Glycogen storage disease type I: Genetic etiology, clinical manifestations, and conventional and gene therapies

Abstract

Glycogen storage disease type I (GSDI) is an inherited metabolic disorder characterized by a deficiency of enzymes or proteins involved in glycogenolysis and gluconeogenesis, resulting in excessive intracellular glycogen accumulation. While GSDI is classified into four different subtypes based on molecular genetic variants, GSDIa accounts for approximately 80%. GSDIa and GSDIb are autosomal recessive disorders caused by deficiencies in glucose-6-phosphatase (G6Pase-α) and glucose-6-phosphate-transporter (G6PT), respectively. For the past 50 years, the care of patients with GSDI has been improved following elaborate dietary managements. GSDI patients currently receive dietary therapies that enable patients to improve hypoglycemia and alleviate early symptomatic signs of the disease. However, dietary therapies have many limitations with a risk of calcium, vitamin D, and iron deficiency and cannot prevent long-term complications, such as progressive liver and renal failure. With the deepening understanding of the pathogenesis of GSDI and the development of gene therapy technology, there is great progress in the treatment of GSDI. Here, we review the underlying molecular genetics and the current clinical management strategies of GSDI patients with an emphasis on promising experimental gene therapies.
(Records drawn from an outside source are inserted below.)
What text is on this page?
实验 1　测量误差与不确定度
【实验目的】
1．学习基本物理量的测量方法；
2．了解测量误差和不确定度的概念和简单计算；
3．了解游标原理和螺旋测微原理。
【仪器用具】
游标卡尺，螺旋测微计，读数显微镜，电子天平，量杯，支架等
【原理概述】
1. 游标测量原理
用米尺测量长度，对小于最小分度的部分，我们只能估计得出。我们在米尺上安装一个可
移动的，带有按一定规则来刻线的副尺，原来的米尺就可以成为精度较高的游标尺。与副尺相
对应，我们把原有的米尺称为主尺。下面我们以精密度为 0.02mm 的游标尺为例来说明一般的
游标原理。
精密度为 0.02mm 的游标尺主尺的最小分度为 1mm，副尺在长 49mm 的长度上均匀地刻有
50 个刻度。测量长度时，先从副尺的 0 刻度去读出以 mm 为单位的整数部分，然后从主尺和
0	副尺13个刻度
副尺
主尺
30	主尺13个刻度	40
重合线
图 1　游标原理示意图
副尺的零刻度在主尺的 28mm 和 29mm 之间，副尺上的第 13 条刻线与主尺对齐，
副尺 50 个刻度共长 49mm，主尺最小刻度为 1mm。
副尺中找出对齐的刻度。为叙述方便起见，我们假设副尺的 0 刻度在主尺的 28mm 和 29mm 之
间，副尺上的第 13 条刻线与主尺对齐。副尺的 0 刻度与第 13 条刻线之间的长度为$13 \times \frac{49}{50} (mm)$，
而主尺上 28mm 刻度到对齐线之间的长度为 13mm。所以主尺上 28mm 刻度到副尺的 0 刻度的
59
Keywords: dietary therapy; drug therapy; gene therapy; glycogen storage disease type I; molecular genetics mechanism.

FIGURE 1

Potential targets of disrupted glucose homeostasis. Glucose‐6‐phosphatase‐α (G6Pase‐α) and glucose‐6‐phosphate transporter (G6PT) are shown embedded within the membrane of the endoplasmic reticulum (ER). In gluconeogenic organs, such as liver, kidney, and intestine, G6PT couples with G6Pase‐α to maintain interprandial blood glucose homeostasis. G6PT transports glucose‐6‐phosphate (G6P) from the cytoplasm to the lumen of the ER, where G6Pase‐α hydrolyzes G6P into glucose and inorganic phosphate. (A) Glycogen storage disease type Ia (GSDIa) is a glycogen metabolic disorder and manifests hypoglycemia and secondary metabolic symptoms. (B) Glycogen storage disease type Ib (GSDIb) is a metabolic and immune disorder. GSDIb manifests overlapping and distinct phenotypes compared with GSDIa.

FIGURE 2

The essential role of G6P metabolism in gluconeogenesis. G6P can be hydrolyzed into glucose and inorganic phosphate in the terminal rate‐limiting step of gluconeogensis and glycogenolysis by G6Pase‐α. They are responsible for maintaining glucose homeostasis. Furthermore, G6P can be hydrolyzed to produce energy through glycolysis and TCA cycle. G6P can also provide ribose 5‐phosphate via the pentose phosphate pathway for nucleotide and nucleic acid biosynthesis. Conversely, G6P can be synthesized into glycogen via glycogenesis for energy storage.